I couldn’t bear to hear this but I wanted to hear more. I handed her a 10,000-yen note and said, “But they haven’t positively identified the victim.”
“I have. It has to be Teacher Mo. She had fights with Hideo over him not loaning her money to buy a piano. The money she made from Snow White Saloon was not enough. And Hideo had been furious over her
forbidding him to sponsor her daughter to come to Japan. Teacher Mo had threatened to expose Hideo’s identity to the Immigration Bureau of Japan if he did. Anyway, Teacher Mo got picked up by Mori-san and put up in this manshon in Hiroo. It must’ve been during their Hakone hot springs trip that Mori-san sliced her up for sashimi and sent her decomposing body off to Aokigahara. When Hideo realized that Teacher Mo was missing, he tracked Mori-san down and killed him but now he is on death row for that.”

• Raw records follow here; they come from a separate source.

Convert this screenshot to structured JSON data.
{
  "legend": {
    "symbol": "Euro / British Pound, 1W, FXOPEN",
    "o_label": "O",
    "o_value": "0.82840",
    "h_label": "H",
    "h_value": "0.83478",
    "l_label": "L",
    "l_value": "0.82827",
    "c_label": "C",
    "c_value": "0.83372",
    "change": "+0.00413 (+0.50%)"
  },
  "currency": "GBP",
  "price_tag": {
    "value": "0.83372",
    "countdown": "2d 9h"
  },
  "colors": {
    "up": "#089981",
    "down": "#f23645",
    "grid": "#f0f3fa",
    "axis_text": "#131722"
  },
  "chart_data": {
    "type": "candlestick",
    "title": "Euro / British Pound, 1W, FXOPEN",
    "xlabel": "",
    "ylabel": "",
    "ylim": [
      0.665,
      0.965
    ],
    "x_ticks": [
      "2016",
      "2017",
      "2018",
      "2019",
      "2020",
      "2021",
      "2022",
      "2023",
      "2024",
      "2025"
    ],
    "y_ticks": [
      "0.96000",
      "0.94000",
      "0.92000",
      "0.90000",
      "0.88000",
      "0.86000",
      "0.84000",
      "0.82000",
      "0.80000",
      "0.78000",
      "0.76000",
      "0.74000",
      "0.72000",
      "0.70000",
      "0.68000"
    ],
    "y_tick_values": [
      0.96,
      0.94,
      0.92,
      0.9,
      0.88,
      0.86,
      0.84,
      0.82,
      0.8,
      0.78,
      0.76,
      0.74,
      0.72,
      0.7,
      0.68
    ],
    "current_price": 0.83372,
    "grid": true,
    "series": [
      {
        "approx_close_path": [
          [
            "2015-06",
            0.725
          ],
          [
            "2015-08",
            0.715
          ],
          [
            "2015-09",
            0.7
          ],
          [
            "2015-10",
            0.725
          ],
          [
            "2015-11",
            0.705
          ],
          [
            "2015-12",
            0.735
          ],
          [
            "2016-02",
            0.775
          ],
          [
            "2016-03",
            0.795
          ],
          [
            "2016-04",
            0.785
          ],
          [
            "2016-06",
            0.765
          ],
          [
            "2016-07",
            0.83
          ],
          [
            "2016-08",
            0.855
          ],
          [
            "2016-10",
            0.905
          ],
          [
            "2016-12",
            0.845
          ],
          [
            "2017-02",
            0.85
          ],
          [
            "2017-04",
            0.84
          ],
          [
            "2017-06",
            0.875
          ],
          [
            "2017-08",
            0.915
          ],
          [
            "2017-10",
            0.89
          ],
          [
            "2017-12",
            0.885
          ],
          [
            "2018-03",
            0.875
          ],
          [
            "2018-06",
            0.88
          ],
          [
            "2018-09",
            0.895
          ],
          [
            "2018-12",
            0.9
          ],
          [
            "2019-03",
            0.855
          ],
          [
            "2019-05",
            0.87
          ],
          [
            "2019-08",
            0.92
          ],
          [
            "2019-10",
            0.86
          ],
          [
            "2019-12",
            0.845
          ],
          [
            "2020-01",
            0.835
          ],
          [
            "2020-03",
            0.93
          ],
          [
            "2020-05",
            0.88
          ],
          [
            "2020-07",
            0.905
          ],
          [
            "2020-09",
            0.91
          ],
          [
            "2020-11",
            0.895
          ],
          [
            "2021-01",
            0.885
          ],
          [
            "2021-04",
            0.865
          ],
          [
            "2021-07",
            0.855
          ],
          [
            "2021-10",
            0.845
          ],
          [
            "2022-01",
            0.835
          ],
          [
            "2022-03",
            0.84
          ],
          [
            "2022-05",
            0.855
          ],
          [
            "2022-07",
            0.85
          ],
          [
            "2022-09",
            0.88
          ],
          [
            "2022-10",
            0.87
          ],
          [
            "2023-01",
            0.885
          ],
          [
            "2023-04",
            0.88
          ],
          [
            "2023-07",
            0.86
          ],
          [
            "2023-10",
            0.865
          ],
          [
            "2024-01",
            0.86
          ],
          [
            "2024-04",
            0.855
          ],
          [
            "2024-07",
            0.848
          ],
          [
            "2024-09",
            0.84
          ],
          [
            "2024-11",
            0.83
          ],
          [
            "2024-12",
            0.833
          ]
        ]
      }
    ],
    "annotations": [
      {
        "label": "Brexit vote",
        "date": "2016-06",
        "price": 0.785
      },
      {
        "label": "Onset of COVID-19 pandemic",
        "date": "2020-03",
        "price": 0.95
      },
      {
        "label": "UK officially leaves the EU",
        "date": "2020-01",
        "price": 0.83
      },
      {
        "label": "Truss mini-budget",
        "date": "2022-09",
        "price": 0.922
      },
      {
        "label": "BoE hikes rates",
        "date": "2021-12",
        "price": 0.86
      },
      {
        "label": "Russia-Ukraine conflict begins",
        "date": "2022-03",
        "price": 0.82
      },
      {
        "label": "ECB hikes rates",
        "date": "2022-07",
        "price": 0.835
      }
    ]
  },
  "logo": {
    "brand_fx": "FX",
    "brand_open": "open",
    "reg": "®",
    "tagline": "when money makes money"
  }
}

“Sounds like a lot of it is your speculation. How can you be certain?”
“Just the instinct of a girl from Shanghai,” WH piped snappily. “Besides, how many people in Japan have sekushii (sexy) natural wavy and smoky brown hair like her?”
I swallowed a breath of air. “Have you filed a missing person’s report?”
“No, and I don’t plan to. I’m not stupid enough to ‘beat the grass and startle the snakes,’ – the Immigration, you know. Anyway, with all these unexpected happenings I may be forced to return to Shanghai before they deport me. I’ve told you everything and my own circumstances. Now you pay the balance, please.”